Some Orthodox hold that there can be a kind of imperfect participation in the Church by those not visibly in communion with her. This is most famously expressed by Bishop Kallistos (Ware) of Diokleia, "We can say where the Church is; we cannot say where she is not."

Sanctity

The Church is holy because God makes her members holy by union with him. God sanctifies the Church by drawing her into his divine life, supremely through the union effected by the Incarnation. The faith and life of the Church participates in the holiness of God by expressing the divine life in doctrine, sacraments, services and saints --- men and women whose lives have been recognized for their holiness.

Just as untruth separates from the unity of God and ultimately separates from the unity of the Church, immorality also separates one from God and the Church.

Catholicity

The Church is the fullness of Christ's body on earth. As a term, catholicity means fullness or perfection, wholeness. Only God is perfect wholeness, the fullness of being. God makes the Church to be catholic by its participation in his full, divine life.

Fr. Thomas Hopko:

The term "catholic" as originally used to define the Church (as early as the first decades of the second century) was a definition of quality rather than quantity. Calling the Church catholic means to define how it is, namely, full and complete, all-embracing, and with nothing lacking.
Even before the Church was spread over the world, it was defined as catholic. The original Jerusalem Church of the apostles, or the early city-churches of Antioch, Ephesus, Corinth, or Rome, were catholic. These churches were catholic -- as is each and every Orthodox church today -- because nothing essential was lacking for them to be the genuine Church of Christ. God Himself is fully revealed and present in each church through Christ and the Holy Spirit, acting in the local community of believers with its apostolic doctrine, ministry (hierarchy), and sacraments, thus requiring nothing to be added to it in order for it to participate fully in the Kingdom of God.

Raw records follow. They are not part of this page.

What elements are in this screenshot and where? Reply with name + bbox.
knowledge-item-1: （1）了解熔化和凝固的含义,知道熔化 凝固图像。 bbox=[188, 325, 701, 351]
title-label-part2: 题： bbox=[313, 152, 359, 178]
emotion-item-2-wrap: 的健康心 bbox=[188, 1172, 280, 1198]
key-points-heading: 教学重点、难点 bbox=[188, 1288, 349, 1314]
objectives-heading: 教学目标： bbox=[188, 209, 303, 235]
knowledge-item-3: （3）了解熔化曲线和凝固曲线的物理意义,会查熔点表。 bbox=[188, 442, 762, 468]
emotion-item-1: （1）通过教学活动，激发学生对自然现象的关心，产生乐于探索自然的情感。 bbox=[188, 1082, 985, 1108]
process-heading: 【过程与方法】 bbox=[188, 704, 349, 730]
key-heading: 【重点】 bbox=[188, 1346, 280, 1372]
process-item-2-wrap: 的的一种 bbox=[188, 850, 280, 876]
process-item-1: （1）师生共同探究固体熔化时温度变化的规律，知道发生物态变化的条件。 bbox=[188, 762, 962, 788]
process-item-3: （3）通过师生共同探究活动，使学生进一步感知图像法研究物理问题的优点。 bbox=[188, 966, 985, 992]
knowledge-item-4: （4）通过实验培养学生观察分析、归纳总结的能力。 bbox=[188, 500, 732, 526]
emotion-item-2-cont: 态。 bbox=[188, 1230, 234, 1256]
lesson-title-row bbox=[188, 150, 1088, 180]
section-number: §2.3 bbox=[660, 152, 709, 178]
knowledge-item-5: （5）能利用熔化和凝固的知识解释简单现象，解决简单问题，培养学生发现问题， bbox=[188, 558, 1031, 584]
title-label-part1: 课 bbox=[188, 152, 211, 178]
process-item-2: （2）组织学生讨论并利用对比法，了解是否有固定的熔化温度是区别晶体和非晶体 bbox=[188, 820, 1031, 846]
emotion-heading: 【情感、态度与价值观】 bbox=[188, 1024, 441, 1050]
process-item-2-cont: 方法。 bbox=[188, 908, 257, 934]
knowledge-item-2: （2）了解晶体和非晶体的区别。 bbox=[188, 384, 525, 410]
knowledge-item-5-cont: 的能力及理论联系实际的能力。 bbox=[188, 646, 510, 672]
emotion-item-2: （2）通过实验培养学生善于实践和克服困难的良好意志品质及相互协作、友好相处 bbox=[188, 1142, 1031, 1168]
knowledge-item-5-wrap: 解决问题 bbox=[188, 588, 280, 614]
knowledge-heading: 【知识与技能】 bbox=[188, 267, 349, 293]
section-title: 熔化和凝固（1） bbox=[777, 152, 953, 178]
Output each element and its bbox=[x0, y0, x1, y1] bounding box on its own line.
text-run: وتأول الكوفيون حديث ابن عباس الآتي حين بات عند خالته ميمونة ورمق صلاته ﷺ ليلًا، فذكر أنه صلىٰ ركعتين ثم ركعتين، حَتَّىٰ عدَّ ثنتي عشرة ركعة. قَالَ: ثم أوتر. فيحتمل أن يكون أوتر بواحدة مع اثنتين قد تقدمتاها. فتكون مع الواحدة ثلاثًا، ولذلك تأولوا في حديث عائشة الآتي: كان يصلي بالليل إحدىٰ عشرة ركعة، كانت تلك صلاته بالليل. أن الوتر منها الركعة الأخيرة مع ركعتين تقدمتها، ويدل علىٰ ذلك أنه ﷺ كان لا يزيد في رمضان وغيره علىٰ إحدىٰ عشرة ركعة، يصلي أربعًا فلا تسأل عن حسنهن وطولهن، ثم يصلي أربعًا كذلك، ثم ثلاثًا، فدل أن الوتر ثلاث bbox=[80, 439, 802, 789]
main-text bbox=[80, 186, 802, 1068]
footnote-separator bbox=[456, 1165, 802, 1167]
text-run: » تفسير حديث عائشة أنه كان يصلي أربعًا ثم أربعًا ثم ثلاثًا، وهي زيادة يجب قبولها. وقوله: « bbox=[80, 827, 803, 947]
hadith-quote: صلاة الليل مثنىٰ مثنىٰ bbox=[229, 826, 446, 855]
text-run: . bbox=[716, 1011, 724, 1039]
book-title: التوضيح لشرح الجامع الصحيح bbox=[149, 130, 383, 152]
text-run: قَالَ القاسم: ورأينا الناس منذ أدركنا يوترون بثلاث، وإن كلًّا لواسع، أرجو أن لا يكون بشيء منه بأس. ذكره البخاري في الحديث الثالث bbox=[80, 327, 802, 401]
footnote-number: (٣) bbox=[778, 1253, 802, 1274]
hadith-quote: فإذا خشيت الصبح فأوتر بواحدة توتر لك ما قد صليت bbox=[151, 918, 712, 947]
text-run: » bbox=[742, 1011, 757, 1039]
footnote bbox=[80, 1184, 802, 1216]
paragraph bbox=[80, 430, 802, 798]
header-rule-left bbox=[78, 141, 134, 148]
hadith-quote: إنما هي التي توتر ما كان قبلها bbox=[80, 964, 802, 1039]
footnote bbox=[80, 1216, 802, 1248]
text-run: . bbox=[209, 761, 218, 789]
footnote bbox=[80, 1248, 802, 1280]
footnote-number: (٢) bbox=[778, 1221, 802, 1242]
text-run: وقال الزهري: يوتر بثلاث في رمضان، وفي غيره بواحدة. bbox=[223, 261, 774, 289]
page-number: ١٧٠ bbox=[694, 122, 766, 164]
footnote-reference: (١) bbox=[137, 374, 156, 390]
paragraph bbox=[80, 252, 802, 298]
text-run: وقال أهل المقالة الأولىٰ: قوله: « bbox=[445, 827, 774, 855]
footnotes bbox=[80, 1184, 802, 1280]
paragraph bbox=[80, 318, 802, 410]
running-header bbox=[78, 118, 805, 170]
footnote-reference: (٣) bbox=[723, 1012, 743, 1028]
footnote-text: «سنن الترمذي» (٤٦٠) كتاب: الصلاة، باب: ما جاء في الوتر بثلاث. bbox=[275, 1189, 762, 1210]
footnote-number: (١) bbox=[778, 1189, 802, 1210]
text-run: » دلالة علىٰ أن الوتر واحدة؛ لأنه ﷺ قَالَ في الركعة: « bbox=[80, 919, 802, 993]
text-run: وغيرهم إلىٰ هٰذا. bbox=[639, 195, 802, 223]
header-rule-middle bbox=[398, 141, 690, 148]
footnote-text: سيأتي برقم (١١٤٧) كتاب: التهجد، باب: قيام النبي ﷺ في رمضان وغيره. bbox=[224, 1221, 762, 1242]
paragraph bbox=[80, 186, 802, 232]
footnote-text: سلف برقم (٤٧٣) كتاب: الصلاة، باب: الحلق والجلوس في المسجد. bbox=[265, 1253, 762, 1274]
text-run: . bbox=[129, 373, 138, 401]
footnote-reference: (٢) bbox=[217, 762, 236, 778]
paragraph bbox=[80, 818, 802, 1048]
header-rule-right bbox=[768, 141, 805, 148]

Catholicity is sometimes confused with universality — the idea that the Christian faith is for all men. However, the word was originally used to denote the true Church among a growing horde of heretics who had removed elements from the faith which they disliked, refashioning Christian belief to their pleasure. Catholicity is a qualitative mark: the quality of the whole faith handed down from the apostles.

Apostolicity

The Church has been sent into the world, to bring the world into communion with God. Just as the Son was sent by the Father, and the Spirit sent by the Son, the Church has been sent by the Holy Trinity into the world.

Fr. Thomas Hopko:

As Christ was sent from God, so Christ Himself chose and sent His apostles. "As the Father has sent me, even so I send you ... receive ye the Holy Spirit," the risen Christ says to His disciples. Thus, the apostles go out to the world, becoming the first foundation of the Christian Church.
In this sense, then, the Church is called apostolic: first, as it is built upon Christ and the Holy Spirit sent from God and upon those apostles who were sent by Christ, filled with the Holy Spirit; and secondly, as the Church in its earthly members is itself sent by God to bear witness to His Kingdom, to keep His word and to do His will and His works in this world.

This sending was first effected with the apostles, thus apostolicity is not only the divine mission; it is also unity of the Church with the apostles who were sent out by Jesus Christ. Thus, there is an apostolic succession by which the pastors of the Church are able to trace their orders back to the infant Church founded by Jesus Christ in the first century.